Free admission to several museums in Bulgaria on September 6, Unification Day
Admission to several municipal museums in Bulgarian cities will be free on September 6 2016 as the country celebrates Unification Day.
The public holiday commemorates the 1885 unification of Bulgaria and Eastern Roumelia after the latter was separated from the rest of the country by the 1878 Treaty of Berlin. Celebrations traditionally are centred on Plovdiv, which was the capital of the short-lived state.
In Bulgaria’s capital city Sofia, admission to the Sofia History Museum, the museum under the St Sofia basilica, the Vaska Emanuilova Gallery, Vrana Palace park-museum and the Sofia Zoo all will be free-of-charge.

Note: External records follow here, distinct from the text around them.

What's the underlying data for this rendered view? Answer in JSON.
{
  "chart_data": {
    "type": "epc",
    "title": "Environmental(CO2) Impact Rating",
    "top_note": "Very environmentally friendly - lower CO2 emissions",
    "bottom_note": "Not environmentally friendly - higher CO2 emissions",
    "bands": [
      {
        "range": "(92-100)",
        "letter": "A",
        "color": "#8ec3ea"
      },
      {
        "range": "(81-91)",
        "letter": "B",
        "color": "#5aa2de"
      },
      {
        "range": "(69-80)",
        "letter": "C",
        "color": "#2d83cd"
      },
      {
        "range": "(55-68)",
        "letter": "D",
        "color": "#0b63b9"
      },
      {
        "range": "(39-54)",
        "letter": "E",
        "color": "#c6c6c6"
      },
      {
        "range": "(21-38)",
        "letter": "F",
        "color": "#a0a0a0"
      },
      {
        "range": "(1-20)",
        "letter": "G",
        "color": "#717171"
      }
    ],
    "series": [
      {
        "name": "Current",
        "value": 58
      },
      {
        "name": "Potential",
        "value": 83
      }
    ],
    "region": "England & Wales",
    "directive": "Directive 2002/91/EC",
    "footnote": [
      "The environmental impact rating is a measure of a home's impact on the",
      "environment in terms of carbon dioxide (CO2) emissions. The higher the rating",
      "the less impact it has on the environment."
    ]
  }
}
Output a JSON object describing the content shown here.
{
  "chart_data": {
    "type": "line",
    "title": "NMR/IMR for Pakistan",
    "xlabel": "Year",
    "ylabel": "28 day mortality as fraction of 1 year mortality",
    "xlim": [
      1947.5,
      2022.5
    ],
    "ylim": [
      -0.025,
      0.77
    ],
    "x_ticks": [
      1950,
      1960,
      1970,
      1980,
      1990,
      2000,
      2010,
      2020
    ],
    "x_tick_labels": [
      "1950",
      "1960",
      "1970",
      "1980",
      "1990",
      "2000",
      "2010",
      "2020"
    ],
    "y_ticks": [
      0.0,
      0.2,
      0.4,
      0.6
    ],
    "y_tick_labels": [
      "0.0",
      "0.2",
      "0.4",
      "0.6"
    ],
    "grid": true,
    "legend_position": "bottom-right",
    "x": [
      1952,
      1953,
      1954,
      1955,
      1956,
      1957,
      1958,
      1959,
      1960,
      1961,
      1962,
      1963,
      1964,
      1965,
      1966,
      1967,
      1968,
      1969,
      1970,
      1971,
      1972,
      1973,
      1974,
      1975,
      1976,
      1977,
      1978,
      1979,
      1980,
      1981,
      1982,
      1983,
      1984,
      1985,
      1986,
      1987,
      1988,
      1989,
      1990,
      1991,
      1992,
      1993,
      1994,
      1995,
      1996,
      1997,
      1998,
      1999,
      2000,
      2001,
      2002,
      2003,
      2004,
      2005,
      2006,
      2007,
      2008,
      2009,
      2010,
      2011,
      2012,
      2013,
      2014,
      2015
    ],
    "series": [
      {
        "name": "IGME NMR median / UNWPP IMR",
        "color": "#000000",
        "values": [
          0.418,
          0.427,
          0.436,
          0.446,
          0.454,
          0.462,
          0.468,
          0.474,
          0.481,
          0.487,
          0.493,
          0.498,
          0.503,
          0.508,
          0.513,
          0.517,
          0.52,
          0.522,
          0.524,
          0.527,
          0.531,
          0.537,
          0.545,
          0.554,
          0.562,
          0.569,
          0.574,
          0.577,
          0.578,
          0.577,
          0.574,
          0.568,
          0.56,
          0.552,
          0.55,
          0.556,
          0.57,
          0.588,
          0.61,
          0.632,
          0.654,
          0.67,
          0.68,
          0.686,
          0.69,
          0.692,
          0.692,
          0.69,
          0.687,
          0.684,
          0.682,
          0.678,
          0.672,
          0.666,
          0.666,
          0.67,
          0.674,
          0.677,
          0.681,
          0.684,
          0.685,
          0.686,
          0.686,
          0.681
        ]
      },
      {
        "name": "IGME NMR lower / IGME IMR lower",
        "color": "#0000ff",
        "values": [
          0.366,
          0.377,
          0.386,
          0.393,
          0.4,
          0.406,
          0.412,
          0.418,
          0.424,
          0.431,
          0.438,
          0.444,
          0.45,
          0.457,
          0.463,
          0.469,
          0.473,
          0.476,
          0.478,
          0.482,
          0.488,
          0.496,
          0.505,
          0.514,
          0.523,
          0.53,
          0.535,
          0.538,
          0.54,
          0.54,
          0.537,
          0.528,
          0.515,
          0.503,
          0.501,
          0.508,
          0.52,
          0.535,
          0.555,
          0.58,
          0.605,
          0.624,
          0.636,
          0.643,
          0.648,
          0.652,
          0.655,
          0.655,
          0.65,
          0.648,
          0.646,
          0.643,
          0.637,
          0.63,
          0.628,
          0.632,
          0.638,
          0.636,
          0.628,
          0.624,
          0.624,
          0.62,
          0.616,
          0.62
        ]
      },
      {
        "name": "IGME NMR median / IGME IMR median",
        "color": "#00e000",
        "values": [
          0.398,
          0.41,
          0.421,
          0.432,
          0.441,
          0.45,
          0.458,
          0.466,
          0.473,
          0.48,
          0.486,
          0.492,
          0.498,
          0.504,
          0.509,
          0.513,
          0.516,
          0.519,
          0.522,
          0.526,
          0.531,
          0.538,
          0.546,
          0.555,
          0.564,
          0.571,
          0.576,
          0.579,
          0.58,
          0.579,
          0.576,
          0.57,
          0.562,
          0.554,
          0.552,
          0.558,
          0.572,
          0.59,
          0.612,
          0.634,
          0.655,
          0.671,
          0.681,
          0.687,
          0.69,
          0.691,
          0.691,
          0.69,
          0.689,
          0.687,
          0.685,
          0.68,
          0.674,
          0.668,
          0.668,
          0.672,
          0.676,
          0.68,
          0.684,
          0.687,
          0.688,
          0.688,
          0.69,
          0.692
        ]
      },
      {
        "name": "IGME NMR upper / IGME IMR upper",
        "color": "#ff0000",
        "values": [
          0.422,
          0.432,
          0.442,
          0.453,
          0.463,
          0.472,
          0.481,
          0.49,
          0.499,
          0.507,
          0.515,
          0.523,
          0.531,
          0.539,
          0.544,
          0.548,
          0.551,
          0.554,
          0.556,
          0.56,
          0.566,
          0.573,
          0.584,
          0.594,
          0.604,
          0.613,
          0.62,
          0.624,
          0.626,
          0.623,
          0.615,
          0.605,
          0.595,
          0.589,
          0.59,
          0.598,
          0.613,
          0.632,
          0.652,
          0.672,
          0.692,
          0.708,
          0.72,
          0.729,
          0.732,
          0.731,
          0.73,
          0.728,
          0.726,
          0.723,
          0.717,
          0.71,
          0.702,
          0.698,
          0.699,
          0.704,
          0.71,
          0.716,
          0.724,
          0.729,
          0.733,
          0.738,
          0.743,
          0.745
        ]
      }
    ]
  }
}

In Plovdiv, the Regional History Museum will be open from 10.30am. At 7.30pm, a new exhibition entitled “Plovdiv on the road to the Modern World”, covering the history of the city from 1878 to the second half of the 20th century, will open.
Plovdiv’s other major museums, the Ethnographic, Natural History and Archaeological museums, will be open on September 6 but will be charging admission. All museums in Plovdiv were closed on September 5, the day declared as a special public holiday by the government to create a four-day long weekend.

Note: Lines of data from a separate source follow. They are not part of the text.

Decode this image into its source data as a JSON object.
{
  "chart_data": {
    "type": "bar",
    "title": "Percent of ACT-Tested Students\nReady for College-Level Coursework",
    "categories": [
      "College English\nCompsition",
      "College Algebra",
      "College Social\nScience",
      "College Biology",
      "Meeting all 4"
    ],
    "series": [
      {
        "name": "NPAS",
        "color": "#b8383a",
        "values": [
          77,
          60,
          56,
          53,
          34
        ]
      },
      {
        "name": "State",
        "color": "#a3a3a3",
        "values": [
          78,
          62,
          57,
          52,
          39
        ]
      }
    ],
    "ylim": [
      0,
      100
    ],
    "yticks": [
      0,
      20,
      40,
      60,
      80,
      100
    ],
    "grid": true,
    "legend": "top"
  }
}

According to public broadcaster Bulgarian National Television, a record number of visitors from the across the country had chosen to spend the four-day weekend in Veliko Turnovo.
All museums in the city and the ethnographic village Arbanassi were open to visitors. On the evening of September 6, there will be a sound-and-light show on Tsarevets hill in Veliko Turnovo, admission free.